Hace unos días Victoria me comentó que había una película nueva con Bob Ondekirk, una original de Netflix. Para ustedes que le gusta privarse de todas las cosas que son awesome en este mundo, como los pastelitos de papa y queso o los patacones de rueda completa, Bob Odenkirk es el señor que hace de Saul Goodman en Breaking Bad y luego en la precuela Better Call Saul, ambas en Netflix por si quieren salir de su mundo de privación.

Como ayer no teníamos nada mejor que hacer en la tarde, prendimos la tele y le dimos play, a ver qué tal.

De entrada me llamó la atención que es una película de 70 minutos, algo profundamente inusual para un largometraje en estos días donde nada baja de dos horas, o dos siglos si tuvieron la “suerte” de ir a ver Batman vs Superman. Lo siento, Sad Affleck, pero es así.

En fin.

Describir una película como Girlfriend’s Day requiere cierta ingeniería lexical. Verán, la serie va de un señor que escribe tarjetas de felicitación, con una especialización en tarjetas románticas, al que le piden que escriba una tarjeta para una nueva celebración, El Día de las Novias, de ahí el título de la película.

Suena tan interesante como ver la grama crecer, o como lo llaman los amigos del norte, golf. Pero, en mi experiencia, 8 de cada 10 veces cuando una trama suena absurda, es porque el cineasta se trae algo entre manos. Las otras dos veces es cine francés.

Girlfriend’s Day es algo así como una quimera de comedia, drama y noir. Todo esto en un mundo donde, al parecer, escribir tarjetas de felicitación es un trabajo que trae reconocimiento y tus propios bares. Es totalmente absurdo. Es divertídamente absurdo. Como me dijo Victoria, ¿será que los Cohen ahora trabajan bajo seudónimo? Te deja esa misma sensación de cuando ves Burn After Reading, o como la llamo yo, esa sensación de “¿Qué coño estoy viendo?”.

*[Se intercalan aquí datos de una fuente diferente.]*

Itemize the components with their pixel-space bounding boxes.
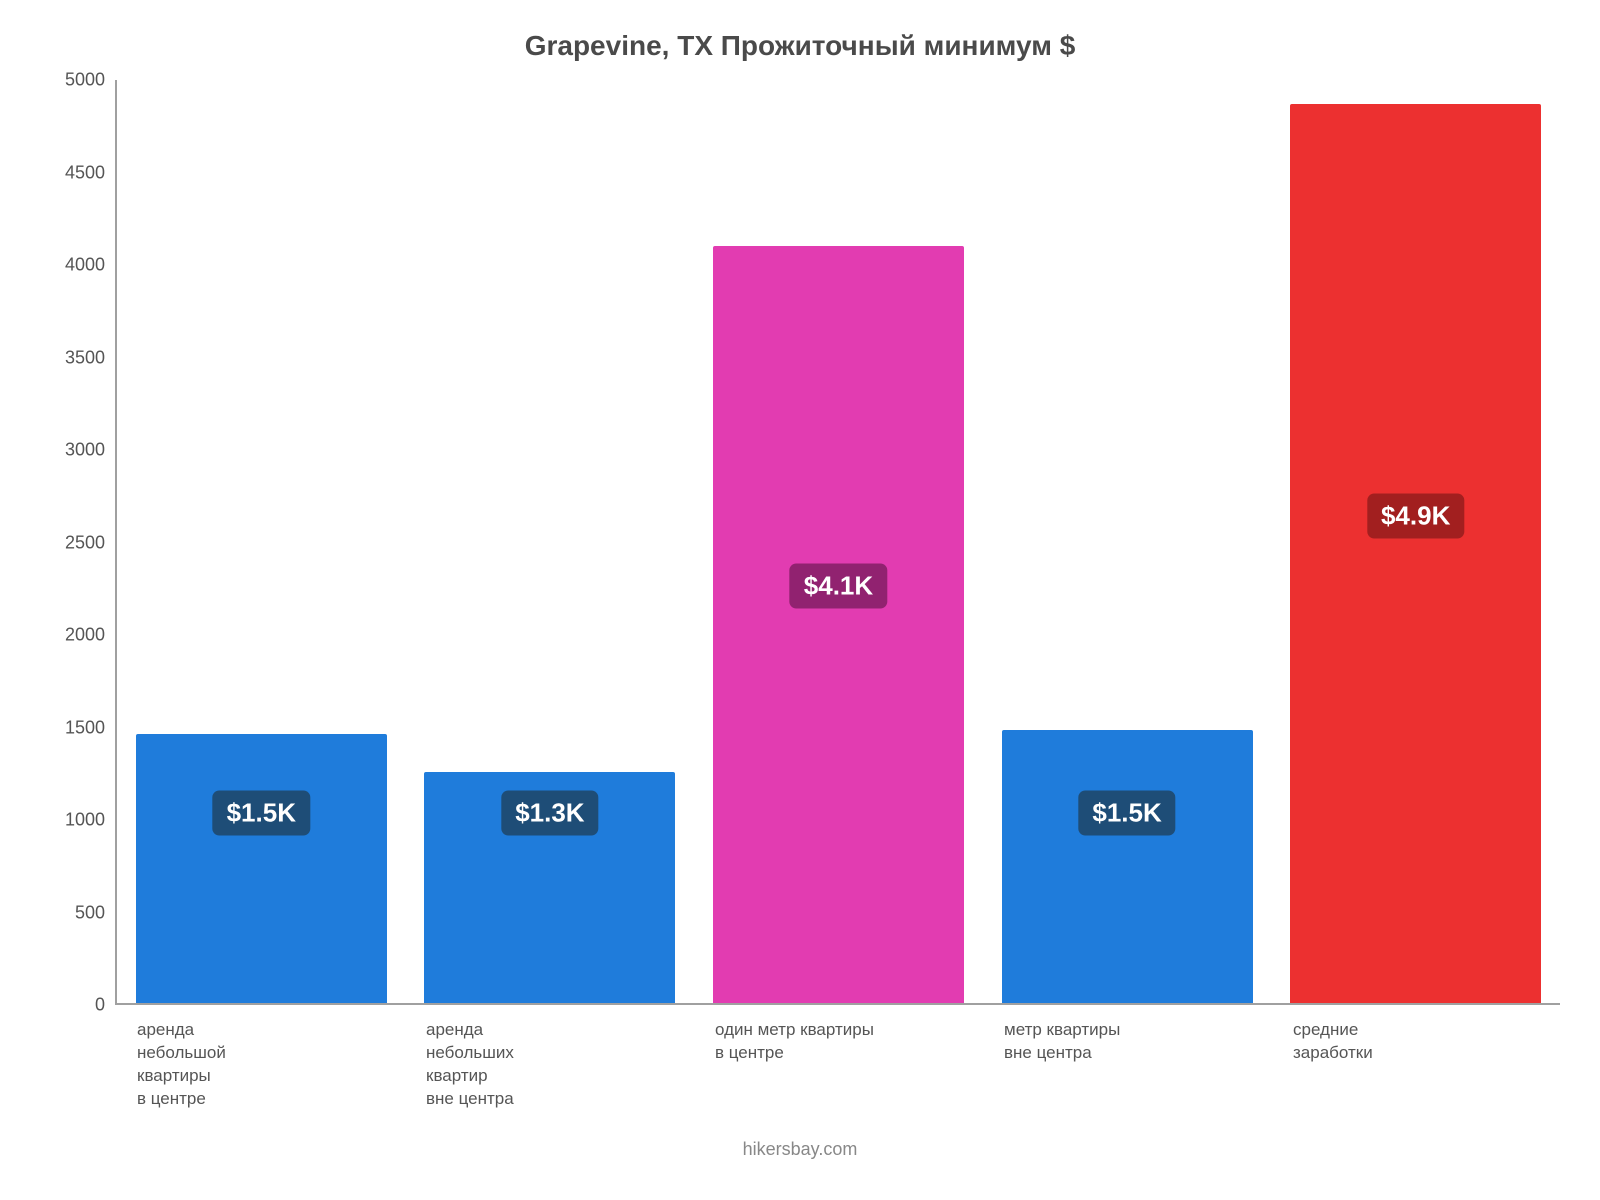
y-tick: 3500 [65, 347, 105, 368]
y-axis: 0500100015002000250030003500400045005000 [40, 80, 115, 1005]
x-category-label: один метр квартиры в центре [693, 1005, 982, 1111]
bar-value-label: $1.5K [213, 791, 310, 836]
bar-slot: $4.9K [1271, 80, 1560, 1003]
bars-container: $1.5K $1.3K $4.1K $1.5K $4.9K [117, 80, 1560, 1003]
cost-of-living-chart: Grapevine, TX Прожиточный минимум $ 0 500… [0, 0, 1600, 1200]
bar: $4.1K [713, 246, 964, 1003]
bar: $4.9K [1290, 104, 1541, 1003]
y-tick: 4500 [65, 162, 105, 183]
x-category-label: средние заработки [1271, 1005, 1560, 1111]
y-tick: 1500 [65, 717, 105, 738]
bar-slot: $1.5K [983, 80, 1272, 1003]
y-tick: 3000 [65, 440, 105, 461]
bar: $1.5K [136, 734, 387, 1004]
y-tick: 1000 [65, 810, 105, 831]
plot-row: 0500100015002000250030003500400045005000… [40, 80, 1560, 1005]
attribution: hikersbay.com [40, 1139, 1560, 1160]
y-tick: 2000 [65, 625, 105, 646]
x-category-label: аренда небольших квартир вне центра [404, 1005, 693, 1111]
chart-title: Grapevine, TX Прожиточный минимум $ [40, 30, 1560, 62]
bar-slot: $1.3K [406, 80, 695, 1003]
bar-value-label: $1.3K [501, 791, 598, 836]
x-category-label: метр квартиры вне центра [982, 1005, 1271, 1111]
y-tick: 0 [95, 995, 105, 1016]
bar: $1.3K [424, 772, 675, 1003]
plot-area: $1.5K $1.3K $4.1K $1.5K $4.9K [115, 80, 1560, 1005]
bar-value-label: $4.1K [790, 563, 887, 608]
bar-slot: $1.5K [117, 80, 406, 1003]
bar-slot: $4.1K [694, 80, 983, 1003]
y-tick: 2500 [65, 532, 105, 553]
bar-value-label: $1.5K [1078, 791, 1175, 836]
bar: $1.5K [1002, 730, 1253, 1003]
bar-value-label: $4.9K [1367, 493, 1464, 538]
y-tick: 5000 [65, 70, 105, 91]
y-tick: 500 [75, 902, 105, 923]
x-axis: аренда небольшой квартиры в центреаренда… [115, 1005, 1560, 1111]
x-category-label: аренда небольшой квартиры в центре [115, 1005, 404, 1111]
y-tick: 4000 [65, 255, 105, 276]
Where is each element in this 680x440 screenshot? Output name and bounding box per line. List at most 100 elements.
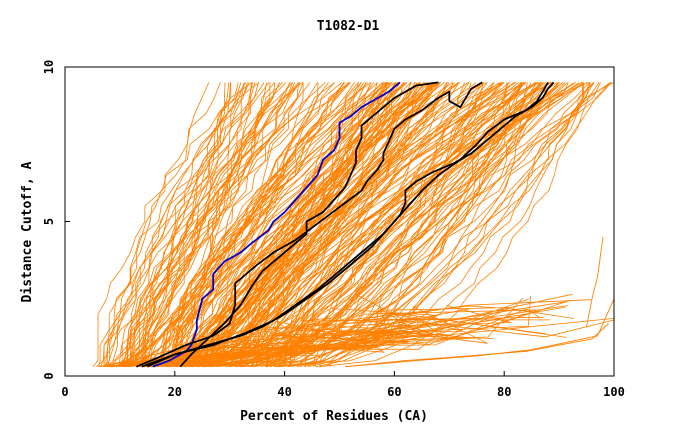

A nivel de interpretación, Bob Odenkirk que tiene muy controlado esto de los personajes losers pero encantadores. Es más o menos el mismo registro de Saul, pero en “escritor” atormentado. El resto del reparto no está mal, Stacy Keach nunca decepciona y Amber Tamblyn se ve cómoda haciendo  de Manic Pixie Dream Girl*. Pero tampoco tienen suficiente tiempo como para desarrollar, lo de los setenta minutos se nota en lo atropellada que se siente la trama. Supongo que hay un comentario ahí sobre lo efímero, bien representado en las dichosas tarjetas que tanto parecen atormentar a los personajes.
(*¿No habíamos superado ya esto? Dile no a la Manic Pixie Dream Girl)

Tiene sus detalles, particularmente en sus absurdos villanos que van desde un magnate de la industria tarjetera, un detective al que le parten la cara cada dos por tres y dos SJW en el sentido más literal del término que he visto en vida.  Pero de nuevo, se le notan los setenta minutos, sobretodo en que solo hay brochazos, no hay mucho desarrollo.

Girlfriend’s Day se siente como un cortometraje pasado de revoluciones, es una historia pequeña, divertida y absurda. Funciona, con sus patas cojas, pero funciona. Es un ratito de personajes coloridos y un mundo raro. Al final  es un mundo donde lo que importa no es la tarjeta sino el dinero, y mira, si mi comunión o mi graduación son indicativos, entonces no es muy diferente al mundo real.

Pero eso, son setenta minutos nada más.